• 眼科通院中の患者さんや眼科医向けの役立ち情報

ヘルテル眼球突出計

甲状腺眼症https://meisha.info/archives/408眼窩腫瘍https://meisha.info/archives/5007でみられる眼球突出の程度Hertel眼球突出計で評価します。
これは左右の眼窩骨縁を結ぶ基準線(図の頭部CT写真の黄点線)から角膜頂点までの垂直距離(図の赤矢印)の長さを患者さんとの対面検査で測定するものです。
柳沼重晴. 眼球突出検査. 眼科検査ガイド 第3版: 文光堂.157-8. 2022

以前に使用されていた半田屋製(図左上段)では、左右1対の直交する2枚の鏡の片方に角膜の側面像が、他方に目盛り板の数字が映る構造で、図左下段のようにして数値を読み取るわかりやすい仕組みでした。
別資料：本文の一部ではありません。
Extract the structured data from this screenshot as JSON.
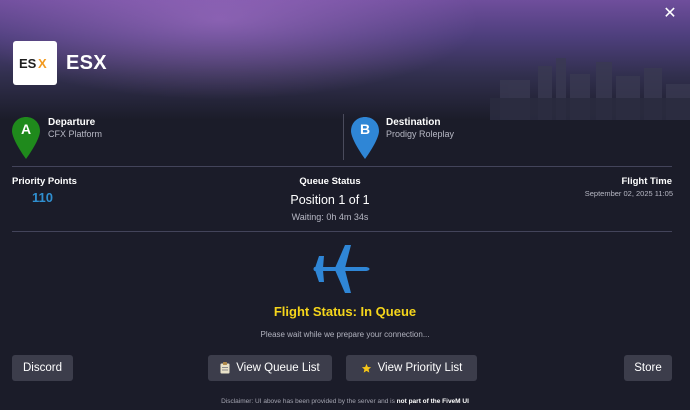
{
  "header": {
    "logo_text": "ESX",
    "server_name": "ESX",
    "close_glyph": "✕"
  },
  "route": {
    "departure": {
      "marker": "A",
      "title": "Departure",
      "name": "CFX Platform",
      "color": "#1f8a1c"
    },
    "destination": {
      "marker": "B",
      "title": "Destination",
      "name": "Prodigy Roleplay",
      "color": "#2f86d6"
    }
  },
  "stats": {
    "priority_label": "Priority Points",
    "priority_value": "110",
    "queue_label": "Queue Status",
    "queue_position": "Position 1 of 1",
    "waiting": "Waiting: 0h 4m 34s",
    "flight_time_label": "Flight Time",
    "flight_time_value": "September 02, 2025 11:05"
  },
  "status": {
    "icon": "airplane-icon",
    "title": "Flight Status: In Queue",
    "subtitle": "Please wait while we prepare your connection...",
    "accent": "#f5d51b"
  },
  "buttons": {
    "discord": "Discord",
    "queue_list": "View Queue List",
    "priority_list": "View Priority List",
    "store": "Store"
  },
  "disclaimer": {
    "prefix": "Disclaimer: UI above has been provided by the server and is ",
    "emphasis": "not part of the FiveM UI"
  }
}
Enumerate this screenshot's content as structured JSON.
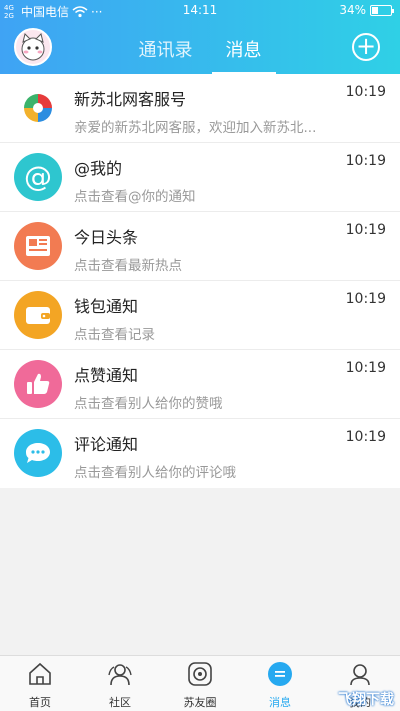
{
  "status_bar": {
    "signal_text": "4G 2G",
    "carrier": "中国电信",
    "dots": "···",
    "time": "14:11",
    "battery": "34%",
    "battery_level": 0.34
  },
  "header": {
    "tabs": [
      {
        "label": "通讯录",
        "active": false
      },
      {
        "label": "消息",
        "active": true
      }
    ],
    "add_icon": "plus-circle-icon",
    "avatar_icon": "cat-avatar-icon"
  },
  "messages": [
    {
      "title": "新苏北网客服号",
      "subtitle": "亲爱的新苏北网客服，欢迎加入新苏北...",
      "time": "10:19",
      "icon": "logo-icon",
      "color": "#ffffff"
    },
    {
      "title": "@我的",
      "subtitle": "点击查看@你的通知",
      "time": "10:19",
      "icon": "at-icon",
      "color": "#2ec6cf"
    },
    {
      "title": "今日头条",
      "subtitle": "点击查看最新热点",
      "time": "10:19",
      "icon": "newspaper-icon",
      "color": "#f27b52"
    },
    {
      "title": "钱包通知",
      "subtitle": "点击查看记录",
      "time": "10:19",
      "icon": "wallet-icon",
      "color": "#f3a524"
    },
    {
      "title": "点赞通知",
      "subtitle": "点击查看别人给你的赞哦",
      "time": "10:19",
      "icon": "thumbs-up-icon",
      "color": "#f06a99"
    },
    {
      "title": "评论通知",
      "subtitle": "点击查看别人给你的评论哦",
      "time": "10:19",
      "icon": "comment-icon",
      "color": "#2cbde8"
    }
  ],
  "bottom_nav": [
    {
      "label": "首页",
      "icon": "home-icon",
      "active": false
    },
    {
      "label": "社区",
      "icon": "community-icon",
      "active": false
    },
    {
      "label": "苏友圈",
      "icon": "circle-icon",
      "active": false
    },
    {
      "label": "消息",
      "icon": "message-icon",
      "active": true
    },
    {
      "label": "我的",
      "icon": "profile-icon",
      "active": false
    }
  ],
  "watermark": "飞翔下载"
}
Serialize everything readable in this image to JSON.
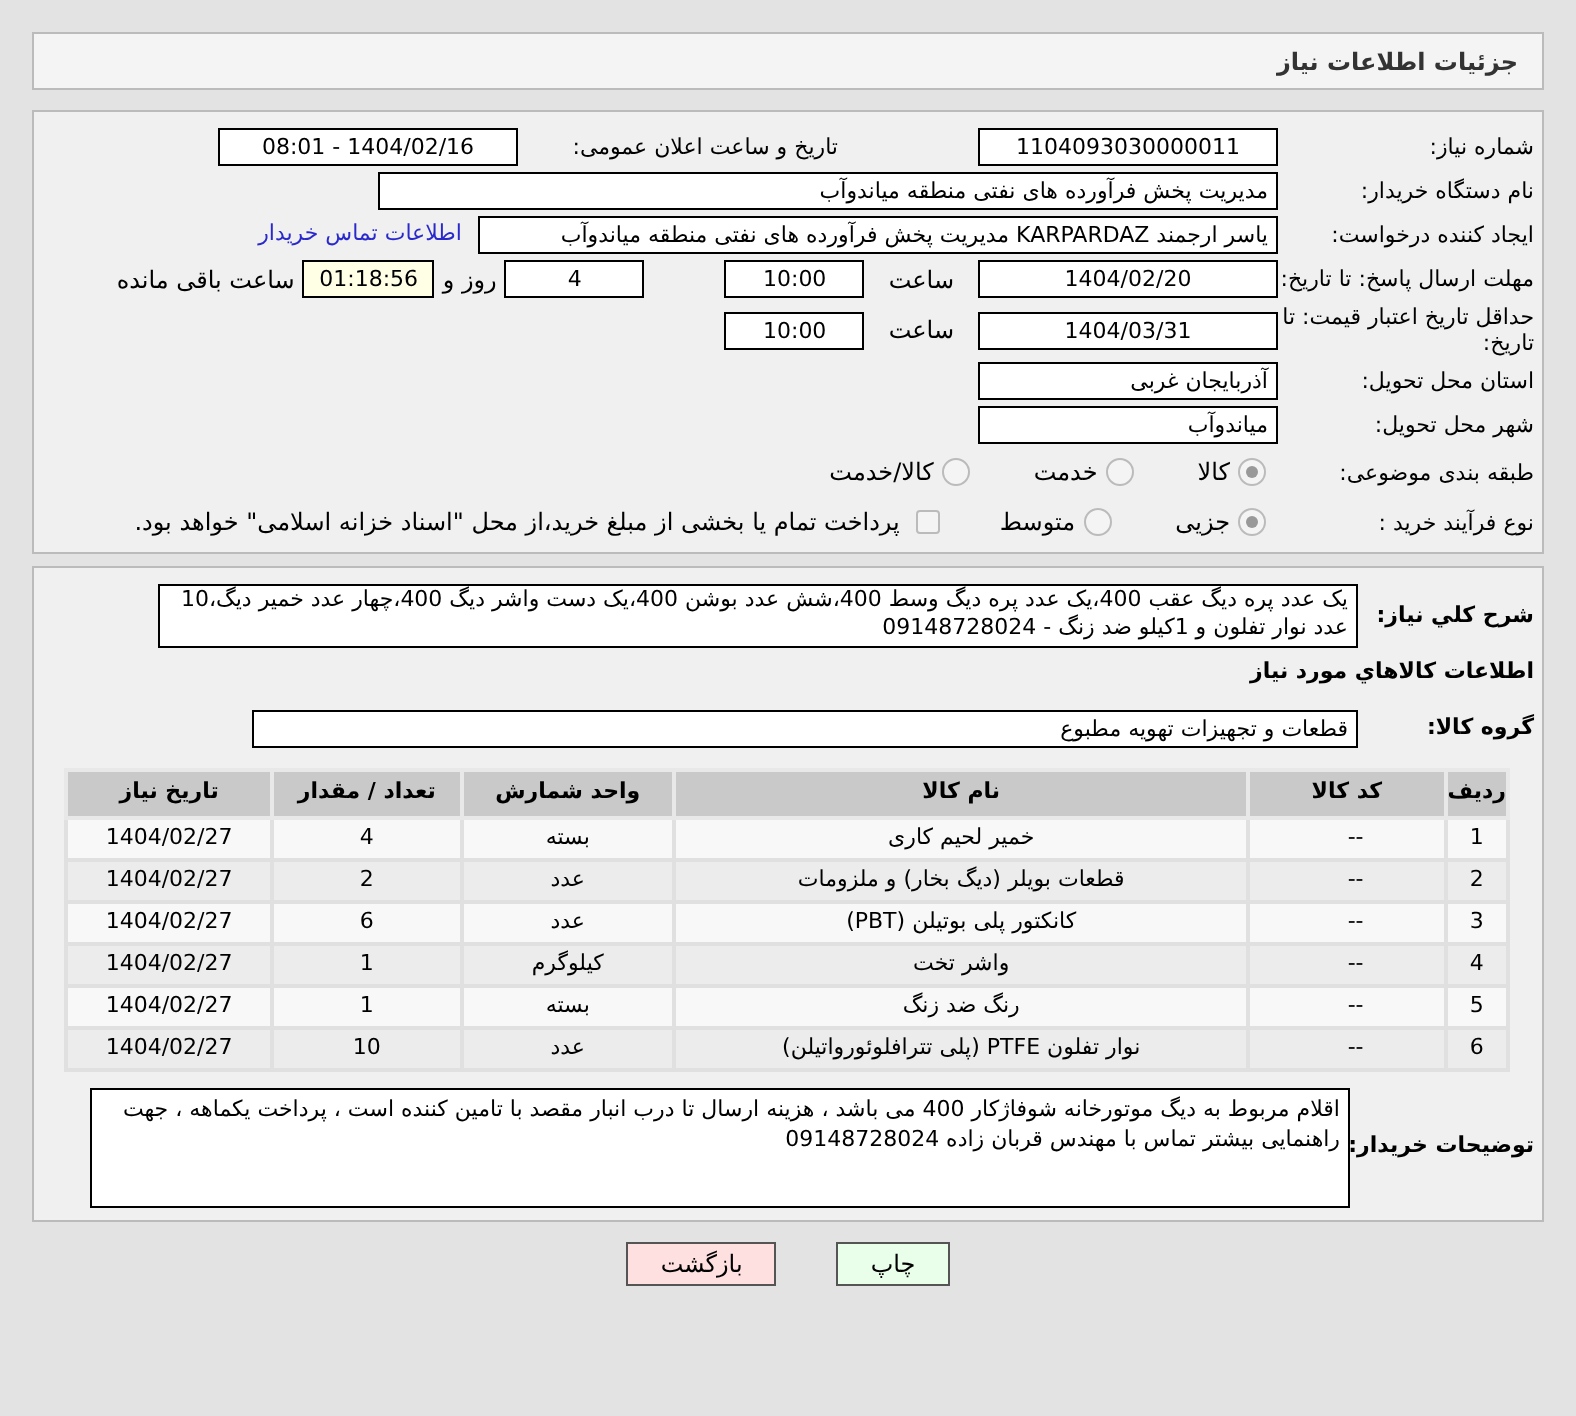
{
  "header": {
    "title": "جزئیات اطلاعات نیاز"
  },
  "form": {
    "need_number": {
      "label": "شماره نیاز:",
      "value": "1104093030000011"
    },
    "announce": {
      "label": "تاریخ و ساعت اعلان عمومی:",
      "value": "1404/02/16 - 08:01"
    },
    "buyer_org": {
      "label": "نام دستگاه خریدار:",
      "value": "مدیریت پخش فرآورده های نفتی منطقه میاندوآب"
    },
    "requester": {
      "label": "ایجاد کننده درخواست:",
      "value": "یاسر ارجمند KARPARDAZ مدیریت پخش فرآورده های نفتی منطقه میاندوآب",
      "link": "اطلاعات تماس خریدار"
    },
    "deadline": {
      "label": "مهلت ارسال پاسخ: تا تاریخ:",
      "date": "1404/02/20",
      "time_label": "ساعت",
      "time": "10:00",
      "days": "4",
      "days_label": "روز و",
      "remaining": "01:18:56",
      "remaining_label": "ساعت باقی مانده"
    },
    "validity": {
      "label": "حداقل تاریخ اعتبار قیمت: تا تاریخ:",
      "date": "1404/03/31",
      "time_label": "ساعت",
      "time": "10:00"
    },
    "province": {
      "label": "استان محل تحویل:",
      "value": "آذربایجان غربی"
    },
    "city": {
      "label": "شهر محل تحویل:",
      "value": "میاندوآب"
    },
    "category": {
      "label": "طبقه بندی موضوعی:",
      "options": [
        {
          "label": "کالا",
          "selected": true
        },
        {
          "label": "خدمت",
          "selected": false
        },
        {
          "label": "کالا/خدمت",
          "selected": false
        }
      ]
    },
    "process": {
      "label": "نوع فرآیند خرید :",
      "options": [
        {
          "label": "جزیی",
          "selected": true
        },
        {
          "label": "متوسط",
          "selected": false
        }
      ],
      "payment_checkbox": {
        "label": "پرداخت تمام یا بخشی از مبلغ خرید،از محل \"اسناد خزانه اسلامی\" خواهد بود.",
        "checked": false
      }
    }
  },
  "summary": {
    "label": "شرح کلي نياز:",
    "value": "یک عدد پره دیگ عقب 400،یک عدد پره دیگ وسط 400،شش عدد بوشن 400،یک دست واشر دیگ 400،چهار عدد خمیر دیگ،10 عدد نوار تفلون و 1کیلو ضد زنگ - 09148728024"
  },
  "goods_title": "اطلاعات کالاهاي مورد نياز",
  "goods_group": {
    "label": "گروه کالا:",
    "value": "قطعات و تجهیزات تهویه مطبوع"
  },
  "table": {
    "columns": [
      "ردیف",
      "کد کالا",
      "نام کالا",
      "واحد شمارش",
      "تعداد / مقدار",
      "تاریخ نیاز"
    ],
    "rows": [
      [
        "1",
        "--",
        "خمیر لحیم کاری",
        "بسته",
        "4",
        "1404/02/27"
      ],
      [
        "2",
        "--",
        "قطعات بویلر (دیگ بخار) و ملزومات",
        "عدد",
        "2",
        "1404/02/27"
      ],
      [
        "3",
        "--",
        "کانکتور پلی بوتیلن (PBT)",
        "عدد",
        "6",
        "1404/02/27"
      ],
      [
        "4",
        "--",
        "واشر تخت",
        "کیلوگرم",
        "1",
        "1404/02/27"
      ],
      [
        "5",
        "--",
        "رنگ ضد زنگ",
        "بسته",
        "1",
        "1404/02/27"
      ],
      [
        "6",
        "--",
        "نوار تفلون PTFE (پلی تترافلوئورواتیلن)",
        "عدد",
        "10",
        "1404/02/27"
      ]
    ]
  },
  "buyer_notes": {
    "label": "توضیحات خریدار:",
    "value": "اقلام مربوط به دیگ موتورخانه شوفاژکار 400 می باشد ، هزینه ارسال تا درب انبار مقصد با تامین کننده است ، پرداخت یکماهه ، جهت راهنمایی بیشتر تماس با مهندس قربان زاده   09148728024"
  },
  "buttons": [
    {
      "kind": "print",
      "label": "چاپ"
    },
    {
      "kind": "back",
      "label": "بازگشت"
    }
  ]
}
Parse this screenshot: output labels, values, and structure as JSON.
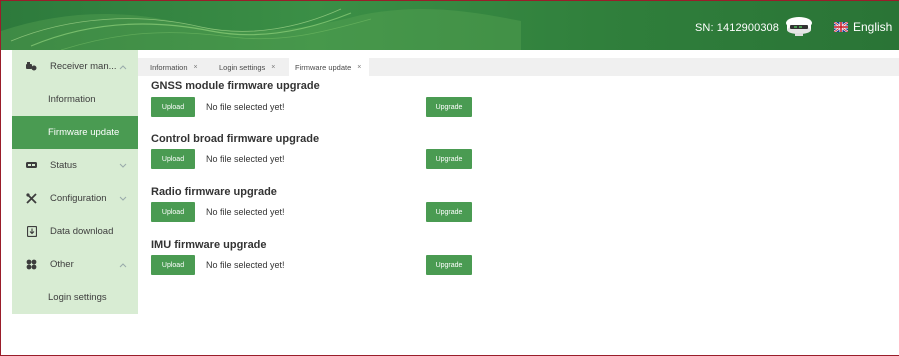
{
  "header": {
    "serial_label": "SN: 1412900308",
    "language": "English",
    "device_icon": "receiver-device-icon",
    "flag_icon": "uk-flag-icon",
    "colors": {
      "header_green": "#2f7e3b",
      "accent_green": "#4a9b52",
      "sidebar_bg": "#d8ecd3"
    }
  },
  "sidebar": {
    "items": [
      {
        "label": "Receiver man...",
        "icon": "receiver-icon"
      },
      {
        "label": "Information"
      },
      {
        "label": "Firmware update",
        "active": true
      },
      {
        "label": "Status",
        "icon": "status-icon"
      },
      {
        "label": "Configuration",
        "icon": "tools-icon"
      },
      {
        "label": "Data download",
        "icon": "download-icon"
      },
      {
        "label": "Other",
        "icon": "grid-icon"
      },
      {
        "label": "Login settings"
      }
    ]
  },
  "tabs": [
    {
      "label": "Information",
      "close": "×"
    },
    {
      "label": "Login settings",
      "close": "×"
    },
    {
      "label": "Firmware update",
      "close": "×"
    }
  ],
  "sections": [
    {
      "title": "GNSS module firmware upgrade",
      "upload_label": "Upload",
      "status": "No file selected yet!",
      "upgrade_label": "Upgrade"
    },
    {
      "title": "Control broad firmware upgrade",
      "upload_label": "Upload",
      "status": "No file selected yet!",
      "upgrade_label": "Upgrade"
    },
    {
      "title": "Radio firmware upgrade",
      "upload_label": "Upload",
      "status": "No file selected yet!",
      "upgrade_label": "Upgrade"
    },
    {
      "title": "IMU firmware upgrade",
      "upload_label": "Upload",
      "status": "No file selected yet!",
      "upgrade_label": "Upgrade"
    }
  ]
}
しかし観察する方向が正面から少しズレると計測値が不正確になる欠点がありました。
その点を改良したイナミ製のもの(図右上段)が現在は広く使用されています。
図右下段の目盛り線に見える2本の赤線が1本に重なる方向からみた値が正確な眼球突出度になるよう設計されています。

ヘルテル眼球突出計を使用する際に重要な点は、眼窩骨外側部の骨縁を指で触れて、そこに眼球突出計の両サイドの爪の窪みをきっちり当てることです。
そのためには右アームを滑らせて適切な外眼角間距離に合わせる必要があります。
普段から眼科医同士、互いの眼球突出度測定の練習を積んでおくとよいです。